Ok i got my fish some, ill tell you guys if they like it or not.


----------



## MR HARLEY (Aug 12, 2003)

They should love it ...hope it goes well


----------



## bobme (Feb 17, 2003)

Some ate it, some ate it and spit it back out. However i know they are not "very" hungry, after all, i know that they just ate 2 mid size feeders "2 - 3 inchs" and 40 feeders last night.


----------



## Reich (Oct 1, 2003)

man... ur p's sure have appetite!


----------



## MR HARLEY (Aug 12, 2003)

they'll grow to love it sooner or later ....before 40 feeders.....


----------



## KingJeff (Jul 22, 2003)

yeah i used to feed them like crazy, lol


----------



## fishofury (May 10, 2003)

I hope you can get your P's to eat beefheart.
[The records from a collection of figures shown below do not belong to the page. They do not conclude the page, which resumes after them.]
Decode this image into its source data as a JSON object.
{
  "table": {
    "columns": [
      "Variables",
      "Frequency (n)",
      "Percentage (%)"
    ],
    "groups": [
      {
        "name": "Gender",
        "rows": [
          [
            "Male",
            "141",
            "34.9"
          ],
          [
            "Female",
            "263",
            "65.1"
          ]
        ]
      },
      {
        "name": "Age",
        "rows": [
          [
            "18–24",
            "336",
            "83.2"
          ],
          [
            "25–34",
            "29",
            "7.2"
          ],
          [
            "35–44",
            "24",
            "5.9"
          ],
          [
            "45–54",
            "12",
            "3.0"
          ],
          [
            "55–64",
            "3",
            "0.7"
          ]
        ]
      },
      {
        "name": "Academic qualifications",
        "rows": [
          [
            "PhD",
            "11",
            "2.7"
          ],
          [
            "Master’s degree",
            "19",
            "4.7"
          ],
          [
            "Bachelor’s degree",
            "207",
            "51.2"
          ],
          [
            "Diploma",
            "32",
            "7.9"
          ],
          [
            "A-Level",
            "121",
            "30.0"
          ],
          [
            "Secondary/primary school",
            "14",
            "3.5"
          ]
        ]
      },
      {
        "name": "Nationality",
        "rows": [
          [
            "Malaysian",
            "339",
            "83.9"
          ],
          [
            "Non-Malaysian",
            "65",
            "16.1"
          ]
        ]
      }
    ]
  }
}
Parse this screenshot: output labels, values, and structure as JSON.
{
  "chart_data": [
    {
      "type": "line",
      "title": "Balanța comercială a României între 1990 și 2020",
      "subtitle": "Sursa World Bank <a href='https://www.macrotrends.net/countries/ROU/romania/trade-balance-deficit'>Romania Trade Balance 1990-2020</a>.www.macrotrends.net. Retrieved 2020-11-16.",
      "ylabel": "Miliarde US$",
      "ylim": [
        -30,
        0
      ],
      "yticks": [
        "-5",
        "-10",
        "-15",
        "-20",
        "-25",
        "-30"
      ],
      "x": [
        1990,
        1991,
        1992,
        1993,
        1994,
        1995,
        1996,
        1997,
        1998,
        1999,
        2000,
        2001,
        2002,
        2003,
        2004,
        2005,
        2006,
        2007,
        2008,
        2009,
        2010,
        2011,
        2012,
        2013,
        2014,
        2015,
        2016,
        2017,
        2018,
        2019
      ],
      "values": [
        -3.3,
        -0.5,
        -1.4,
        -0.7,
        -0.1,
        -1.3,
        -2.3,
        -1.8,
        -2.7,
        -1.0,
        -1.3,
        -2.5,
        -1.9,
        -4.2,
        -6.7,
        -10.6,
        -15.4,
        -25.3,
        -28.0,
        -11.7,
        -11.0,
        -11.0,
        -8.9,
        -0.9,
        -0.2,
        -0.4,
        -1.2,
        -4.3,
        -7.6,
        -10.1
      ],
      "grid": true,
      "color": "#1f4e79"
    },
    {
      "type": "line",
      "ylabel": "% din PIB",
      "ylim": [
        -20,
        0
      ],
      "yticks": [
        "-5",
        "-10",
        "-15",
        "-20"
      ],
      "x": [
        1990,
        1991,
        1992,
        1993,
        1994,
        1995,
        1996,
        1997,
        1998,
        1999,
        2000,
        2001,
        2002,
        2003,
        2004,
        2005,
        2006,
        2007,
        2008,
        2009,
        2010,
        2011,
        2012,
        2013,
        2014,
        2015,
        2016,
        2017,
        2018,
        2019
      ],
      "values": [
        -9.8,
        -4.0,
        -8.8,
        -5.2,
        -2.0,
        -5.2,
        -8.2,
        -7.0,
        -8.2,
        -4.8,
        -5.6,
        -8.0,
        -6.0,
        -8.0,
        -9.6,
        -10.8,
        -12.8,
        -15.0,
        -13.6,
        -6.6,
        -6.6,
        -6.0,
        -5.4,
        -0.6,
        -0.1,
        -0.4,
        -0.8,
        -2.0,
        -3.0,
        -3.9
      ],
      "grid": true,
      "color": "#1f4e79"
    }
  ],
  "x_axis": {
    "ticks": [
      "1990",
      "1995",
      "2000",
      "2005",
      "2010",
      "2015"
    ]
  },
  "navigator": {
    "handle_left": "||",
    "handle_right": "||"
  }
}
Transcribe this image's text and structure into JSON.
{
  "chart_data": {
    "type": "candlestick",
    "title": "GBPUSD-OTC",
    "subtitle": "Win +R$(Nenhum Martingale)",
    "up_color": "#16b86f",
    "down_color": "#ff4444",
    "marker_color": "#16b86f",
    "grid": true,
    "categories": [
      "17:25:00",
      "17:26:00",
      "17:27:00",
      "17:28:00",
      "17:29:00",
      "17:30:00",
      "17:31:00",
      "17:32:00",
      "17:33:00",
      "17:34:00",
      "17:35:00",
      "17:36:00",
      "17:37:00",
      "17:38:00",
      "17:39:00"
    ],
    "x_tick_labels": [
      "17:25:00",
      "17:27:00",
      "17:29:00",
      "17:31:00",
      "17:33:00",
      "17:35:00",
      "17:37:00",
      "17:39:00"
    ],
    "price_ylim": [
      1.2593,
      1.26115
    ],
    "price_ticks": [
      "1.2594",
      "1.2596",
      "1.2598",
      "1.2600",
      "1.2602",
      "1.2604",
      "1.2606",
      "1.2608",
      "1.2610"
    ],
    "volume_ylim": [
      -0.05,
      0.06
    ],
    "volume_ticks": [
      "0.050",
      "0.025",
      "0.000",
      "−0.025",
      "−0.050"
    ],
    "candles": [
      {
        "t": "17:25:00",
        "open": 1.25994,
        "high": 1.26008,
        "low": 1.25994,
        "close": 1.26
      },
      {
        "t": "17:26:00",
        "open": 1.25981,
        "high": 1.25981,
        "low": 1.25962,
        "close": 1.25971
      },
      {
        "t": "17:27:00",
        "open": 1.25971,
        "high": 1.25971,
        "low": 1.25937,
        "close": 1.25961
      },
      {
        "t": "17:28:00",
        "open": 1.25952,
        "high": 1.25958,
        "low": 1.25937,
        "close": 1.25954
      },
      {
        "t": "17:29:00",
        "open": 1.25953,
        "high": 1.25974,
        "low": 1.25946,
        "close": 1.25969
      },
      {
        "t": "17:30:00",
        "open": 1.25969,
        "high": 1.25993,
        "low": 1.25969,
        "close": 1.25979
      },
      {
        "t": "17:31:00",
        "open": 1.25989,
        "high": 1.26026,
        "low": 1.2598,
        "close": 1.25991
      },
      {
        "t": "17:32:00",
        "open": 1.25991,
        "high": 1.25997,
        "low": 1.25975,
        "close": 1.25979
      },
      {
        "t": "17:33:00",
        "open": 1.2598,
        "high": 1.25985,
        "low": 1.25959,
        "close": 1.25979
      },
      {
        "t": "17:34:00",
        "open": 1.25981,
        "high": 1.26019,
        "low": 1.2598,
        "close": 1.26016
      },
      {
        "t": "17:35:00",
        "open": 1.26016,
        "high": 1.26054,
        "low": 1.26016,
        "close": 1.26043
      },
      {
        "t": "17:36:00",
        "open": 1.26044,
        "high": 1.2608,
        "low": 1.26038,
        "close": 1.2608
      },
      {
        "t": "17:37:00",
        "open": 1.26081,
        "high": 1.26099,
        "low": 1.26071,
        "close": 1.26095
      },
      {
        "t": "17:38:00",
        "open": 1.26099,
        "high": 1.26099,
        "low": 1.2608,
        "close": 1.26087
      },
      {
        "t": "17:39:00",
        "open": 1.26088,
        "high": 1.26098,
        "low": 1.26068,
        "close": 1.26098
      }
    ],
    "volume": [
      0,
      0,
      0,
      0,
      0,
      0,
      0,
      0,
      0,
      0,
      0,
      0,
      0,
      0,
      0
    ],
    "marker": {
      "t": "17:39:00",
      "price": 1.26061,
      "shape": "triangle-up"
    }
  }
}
My P's wont touch the stuff. Good luck


----------



## Grande (Aug 28, 2003)

My rhom is not very interested in beefheart. But my roommate's RBP's love's it!


----------



## Grosse Gurke (Jan 3, 2003)

My pygos would eat it but my serras wouldnt so I just quit feeding it.


----------



## bozley (Mar 12, 2003)

my reds won't have much to do with it. I end up netting it back out!


----------



## vlahos (Sep 7, 2003)

should work great for you


----------



## o snap its eric (Feb 19, 2003)

starve then and they will eat anything


----------



## KingJeff (Jul 22, 2003)

yeah starve them theyll eat nething. thats how i got them to eat pellets.


----------